MASSOLIT - augustus and the aeneid

Main Question

  • Is the presence of Augustus in The Aeneid political propaganda?

  • Did Virgil include him willingly, or was it forced?

Context & Expectations

  • Great leaders like Augustus would want praise poems (panegyrics).

  • There are many examples in Greek and Roman history of poets praising rulers.

  • However, Virgil did not write a direct praise poem of Augustus.

What Virgil Actually Did

  • The Aeneid is about the distant past, not Augustus’ life.

  • Augustus appears only three times in the poem — as a future figure.

  • Virgil did not include:

    • Augustus’s moral legislation

    • His victories in detail

    • His rebuilding of Rome

Patronage & Maecenas

  • Before printing, authors needed patronage or personal wealth.

  • Maecenas, Augustus’ associate, became a major literary patron.

  • He supported Virgil, Horace, and Varius (lost poet).

  • Propertius also joined later but with weaker ties.

Did Maecenas Pressure Poets?

  • Probably not strongly, because:

    • Early works weren’t propaganda.

    • Horace wrote satire (not supportive of the regime).

    • Virgil slowly wrote The Georgics, a poem about agriculture — not political.

  • Suggests subtle encouragement, not direct pressure.

The Strategy

  • Maecenas likely wanted:

    • A circle of brilliant poets

    • Augustus’s name included indirectly

  • This worked: “Augustan Age” now symbolizes high culture and civility — largely thanks to the poets, not Augustus alone.

Virgil’s Literary Approach

  • In The Georgics, Virgil hints at how he might write about Caesar:

    • By using distant historical references (e.g., Troy)

  • Eventually, he flipped the idea:

    • Write about the past with glimpses into the future

  • This allowed Augustus to appear symbolically, not directly.

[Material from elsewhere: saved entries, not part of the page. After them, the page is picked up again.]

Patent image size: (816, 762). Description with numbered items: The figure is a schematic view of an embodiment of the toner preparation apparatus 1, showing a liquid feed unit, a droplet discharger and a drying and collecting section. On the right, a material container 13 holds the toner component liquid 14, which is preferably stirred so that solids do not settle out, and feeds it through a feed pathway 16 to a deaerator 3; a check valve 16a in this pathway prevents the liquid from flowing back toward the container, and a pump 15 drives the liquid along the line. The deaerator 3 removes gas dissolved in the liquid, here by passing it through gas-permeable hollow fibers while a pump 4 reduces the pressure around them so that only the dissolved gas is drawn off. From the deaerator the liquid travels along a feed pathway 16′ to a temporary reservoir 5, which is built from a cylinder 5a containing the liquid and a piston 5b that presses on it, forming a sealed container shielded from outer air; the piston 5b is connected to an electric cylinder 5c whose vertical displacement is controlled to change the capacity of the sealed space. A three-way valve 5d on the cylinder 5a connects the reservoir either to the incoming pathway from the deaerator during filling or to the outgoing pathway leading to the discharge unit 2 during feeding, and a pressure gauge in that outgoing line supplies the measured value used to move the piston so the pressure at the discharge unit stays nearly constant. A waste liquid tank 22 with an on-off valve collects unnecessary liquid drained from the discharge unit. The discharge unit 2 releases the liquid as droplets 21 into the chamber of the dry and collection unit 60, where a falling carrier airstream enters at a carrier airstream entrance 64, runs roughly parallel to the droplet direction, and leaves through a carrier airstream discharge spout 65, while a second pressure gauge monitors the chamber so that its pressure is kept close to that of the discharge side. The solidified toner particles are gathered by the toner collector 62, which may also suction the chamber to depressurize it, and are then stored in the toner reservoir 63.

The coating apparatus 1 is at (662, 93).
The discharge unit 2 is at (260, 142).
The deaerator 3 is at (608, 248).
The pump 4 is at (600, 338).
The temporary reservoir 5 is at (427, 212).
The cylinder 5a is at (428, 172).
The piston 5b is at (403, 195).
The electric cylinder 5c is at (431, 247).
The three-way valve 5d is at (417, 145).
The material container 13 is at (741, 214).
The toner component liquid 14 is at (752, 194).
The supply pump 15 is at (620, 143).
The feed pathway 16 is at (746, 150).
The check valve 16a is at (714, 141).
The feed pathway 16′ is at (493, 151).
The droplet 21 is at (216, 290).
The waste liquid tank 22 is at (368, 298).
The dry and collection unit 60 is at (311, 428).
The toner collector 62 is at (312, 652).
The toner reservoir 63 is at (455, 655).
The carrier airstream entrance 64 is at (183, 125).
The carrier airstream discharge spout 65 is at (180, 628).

Augustus’s Appearances in The Aeneid

Augustus appears only three times:

  1. Book 1 — Jupiter’s speech to Venus, revealing the future.

  2. Book 6 — Parade of heroes in the underworld.

  3. Book 8 — On Aeneas’s shield.

Virgil’s Portrayal

  • Augustus linked to governance and the art of rule.

  • Aeneas expresses leadership but can be:

    • flawed, anxious, imperfect
      → qualities Augustus could not show in a praise poem.

What Virgil Didn’t Include

Other poets praised Augustus for:

  • Moral reforms

  • Religious restoration

  • Temple rebuilding

None of this appears in The Aeneid.

What Virgil Did Emphasize

Virgil focused on two achievements:

  1. Restoration of order — taming chaos (“feral madness”).

  2. Peace after civil war — ending a century of conflict.

Virgil’s Judgment

  • Suggests Virgil believed in Augustus.

  • He selected the most historically important achievements.

  • Historian Tacitus (100+ years later) agreed these were Augustus's true strengths.

Final Thought

  • There may be awkwardness in making “the boss” central to world history.

  • But Augustus was a rare, exceptional figure.

  • Virgil may have judged him just great enough to take that role.